済ませると、なんとなく気が冴えた。便所へと廊下を歩いていた時には纏わりついていた眠気も、既に消えた。
一階から、小さく声が聞こえた。
さっきからあったのに、寝ぼけて耳にとまらなかったのだろうか。それとも今初めて起こった声か。どちらにせよ、廊下の窓から見えるのは、未だ深い夜の闇だ。
僕は廊下にそっと佇んで、耳を澄ませた。
次第に聴覚も眠りから覚めるのか、徐々に声が判然と聞き取れるようになってきた。
「お母さん、お母さん」
切ない弱々しさで母を呼ぶのは、由梨花ちゃんの声である。
「大丈夫。お母さんはここにおるよ」
言葉では慰めているのに、あまえるような頼りなさの、優子さんの声だ。しかし、あまさゆえに、やわらかい。
「お母さん。どこ、どこ」
「ここおるよ。手握ってるよ」
咳き込む、掠れた息の音がする。軽い風邪の時に出る、鋭い力の漲った咳ではない。
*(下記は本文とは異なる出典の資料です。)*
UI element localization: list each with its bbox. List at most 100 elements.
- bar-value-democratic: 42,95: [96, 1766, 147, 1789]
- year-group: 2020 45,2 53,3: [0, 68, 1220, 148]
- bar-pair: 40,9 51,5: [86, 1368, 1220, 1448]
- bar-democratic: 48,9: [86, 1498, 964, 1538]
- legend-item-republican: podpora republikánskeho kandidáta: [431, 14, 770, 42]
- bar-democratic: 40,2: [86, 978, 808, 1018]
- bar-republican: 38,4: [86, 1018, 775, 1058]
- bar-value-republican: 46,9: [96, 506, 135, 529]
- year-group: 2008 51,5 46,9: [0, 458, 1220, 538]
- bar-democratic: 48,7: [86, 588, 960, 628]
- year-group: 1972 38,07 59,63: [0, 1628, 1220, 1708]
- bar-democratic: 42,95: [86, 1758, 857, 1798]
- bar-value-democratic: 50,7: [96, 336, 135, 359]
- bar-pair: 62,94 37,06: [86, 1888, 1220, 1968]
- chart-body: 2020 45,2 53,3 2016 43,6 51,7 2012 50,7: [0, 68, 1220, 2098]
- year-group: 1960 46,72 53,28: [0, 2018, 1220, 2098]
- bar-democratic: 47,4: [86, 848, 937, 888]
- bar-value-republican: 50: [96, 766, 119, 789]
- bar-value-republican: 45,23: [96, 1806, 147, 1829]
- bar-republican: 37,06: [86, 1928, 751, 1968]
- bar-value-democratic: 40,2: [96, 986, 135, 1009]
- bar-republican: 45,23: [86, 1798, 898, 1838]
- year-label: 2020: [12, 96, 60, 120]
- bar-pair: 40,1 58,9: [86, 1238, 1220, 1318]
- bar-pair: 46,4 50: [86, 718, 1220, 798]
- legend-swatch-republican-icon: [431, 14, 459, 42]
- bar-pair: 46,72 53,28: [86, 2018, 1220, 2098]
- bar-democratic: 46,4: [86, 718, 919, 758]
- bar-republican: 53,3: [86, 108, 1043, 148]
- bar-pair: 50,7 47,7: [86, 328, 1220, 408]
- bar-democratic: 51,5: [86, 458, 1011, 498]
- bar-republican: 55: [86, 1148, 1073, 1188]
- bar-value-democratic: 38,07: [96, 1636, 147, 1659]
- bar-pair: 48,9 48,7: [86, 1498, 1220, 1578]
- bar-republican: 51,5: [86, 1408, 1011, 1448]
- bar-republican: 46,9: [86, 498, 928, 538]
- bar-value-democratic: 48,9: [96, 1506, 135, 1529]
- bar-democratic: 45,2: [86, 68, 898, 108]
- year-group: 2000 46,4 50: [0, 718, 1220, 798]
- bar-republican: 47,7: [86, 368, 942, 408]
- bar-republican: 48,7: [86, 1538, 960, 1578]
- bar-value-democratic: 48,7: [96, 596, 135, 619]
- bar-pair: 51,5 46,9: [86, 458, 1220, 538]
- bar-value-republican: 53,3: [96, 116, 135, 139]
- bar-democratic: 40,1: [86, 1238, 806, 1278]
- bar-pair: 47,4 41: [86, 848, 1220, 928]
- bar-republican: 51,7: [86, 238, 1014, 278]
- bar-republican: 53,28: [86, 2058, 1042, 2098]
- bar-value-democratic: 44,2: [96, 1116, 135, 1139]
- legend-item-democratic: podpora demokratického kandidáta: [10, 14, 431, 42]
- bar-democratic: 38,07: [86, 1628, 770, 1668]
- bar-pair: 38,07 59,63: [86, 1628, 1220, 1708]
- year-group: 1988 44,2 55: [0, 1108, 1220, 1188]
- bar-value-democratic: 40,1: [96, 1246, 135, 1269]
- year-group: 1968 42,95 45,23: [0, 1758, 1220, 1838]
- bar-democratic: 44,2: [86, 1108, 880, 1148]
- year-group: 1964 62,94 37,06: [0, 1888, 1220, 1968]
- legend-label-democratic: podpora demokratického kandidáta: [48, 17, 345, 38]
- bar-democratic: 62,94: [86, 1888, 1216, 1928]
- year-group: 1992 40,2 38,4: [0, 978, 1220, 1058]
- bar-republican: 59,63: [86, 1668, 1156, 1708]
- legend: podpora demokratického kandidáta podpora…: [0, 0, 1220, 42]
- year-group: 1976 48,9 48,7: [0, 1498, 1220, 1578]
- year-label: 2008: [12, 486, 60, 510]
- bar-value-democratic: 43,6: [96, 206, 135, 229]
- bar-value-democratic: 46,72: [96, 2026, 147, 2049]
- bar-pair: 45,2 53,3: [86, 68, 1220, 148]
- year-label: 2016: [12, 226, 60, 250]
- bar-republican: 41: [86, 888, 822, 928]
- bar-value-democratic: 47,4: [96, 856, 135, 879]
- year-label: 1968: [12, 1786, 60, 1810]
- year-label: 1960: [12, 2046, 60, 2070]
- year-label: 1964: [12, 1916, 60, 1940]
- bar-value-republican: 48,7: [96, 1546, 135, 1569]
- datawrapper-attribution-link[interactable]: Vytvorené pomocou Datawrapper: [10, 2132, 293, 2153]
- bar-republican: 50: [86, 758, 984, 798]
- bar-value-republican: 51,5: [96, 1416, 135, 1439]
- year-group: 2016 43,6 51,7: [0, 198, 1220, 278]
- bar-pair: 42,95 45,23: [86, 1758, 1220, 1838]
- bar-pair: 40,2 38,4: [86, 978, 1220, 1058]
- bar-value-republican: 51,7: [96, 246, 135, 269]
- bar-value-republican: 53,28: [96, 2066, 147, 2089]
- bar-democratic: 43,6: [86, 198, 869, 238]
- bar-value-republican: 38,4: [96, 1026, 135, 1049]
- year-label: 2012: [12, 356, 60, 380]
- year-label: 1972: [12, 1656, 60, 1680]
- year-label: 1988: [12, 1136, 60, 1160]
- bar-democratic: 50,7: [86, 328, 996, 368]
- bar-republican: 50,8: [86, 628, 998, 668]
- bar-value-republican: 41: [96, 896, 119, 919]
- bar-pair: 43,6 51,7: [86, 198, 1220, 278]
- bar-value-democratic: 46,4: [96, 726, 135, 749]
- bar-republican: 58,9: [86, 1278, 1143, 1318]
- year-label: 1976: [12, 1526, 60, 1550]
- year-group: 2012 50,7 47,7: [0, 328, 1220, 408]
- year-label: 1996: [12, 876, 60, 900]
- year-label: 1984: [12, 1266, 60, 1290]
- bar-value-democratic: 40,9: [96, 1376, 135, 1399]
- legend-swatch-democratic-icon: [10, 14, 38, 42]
くたびれた喉からため息と一緒にもれるような力なさだ。
「お母さあん」
「どないした?」
「胸なでて」
「胸?」
「ぜえぜえするねん」
「うん。分かった。これでええか。ちょっと楽か」
「うん。ありがとう。ごめんな」
「ううん。大丈夫やで。大丈夫」
「お母さん」
「うん?」
「朝なったら、しんどくないかなあ」
「うん。お薬飲んだやんか。すぐ良くなるよ」
「ほんま? ほんまに?」
「うん、ほんな。この前も、すぐ治ったやんか」
「ああ、ほんまやあ」
由梨花ちゃんは春の空のような安堵の声で、しかし少し間があってから、怯えた悲しみへと不安定に変貌して、
「でもな。お母さん。あん時に治っても、今またしんどいやんか」
「そんなん……」
優子さんが言葉に詰まる。ほとんど涙に濡れそうな由梨花ちゃんの声が続く。
「また、しんどいやん。ほんならな、今の発作治ってもな、またしんどくなるの?」
「そんなん……。ならへんよ、ならへん。心配しいな」
優子さんの声も少し潤んでいる。
「大丈夫やからな。うん。大丈夫」
「お母さん。手握って」
「うん。握ってるよ。ほら」
「ああ、ほんまやあ。ありがとう。ごめんなあ」
「ううん。お母さんが、ごめんなあ」
娘を救えぬ母の悔恨は、惨たらしいほど哀れに響く。
暫くの静謐の後、由梨花ちゃんが不意に、
「お母さあん」
「はあい? ここにおるよ」
優子さんの応答に、しかし由梨花ちゃんは答えずに、荒い息で、
「はあ、はあ、お母さあん」
とまたあまえるように呼ぶばかり。
「うん。大丈夫やからね」
「うう、うう」
由梨花ちゃんは小さく唸って、
「紗代……紗代……おるん?」
「隣の部屋で寝てるよ。すぐ傍におるよ」
「紗代、お母さん。紗代、お母さん……」
由梨花ちゃんは、譫言のように繰り返して、
「怖いよお。はあ、はあ。怖い」
「うん、うん。大丈夫」
優子さんの声は、震えてほとんど言葉にならずに、ただ反応を示すばかりという風であった。涙は、見ずとも見えた。
それからも、由梨花ちゃんの儚い声と、優子さんのあまい慰めが、重なって繰り返された。
完全な静もりが来たのは、空がぼんやり青に移ろう頃であった。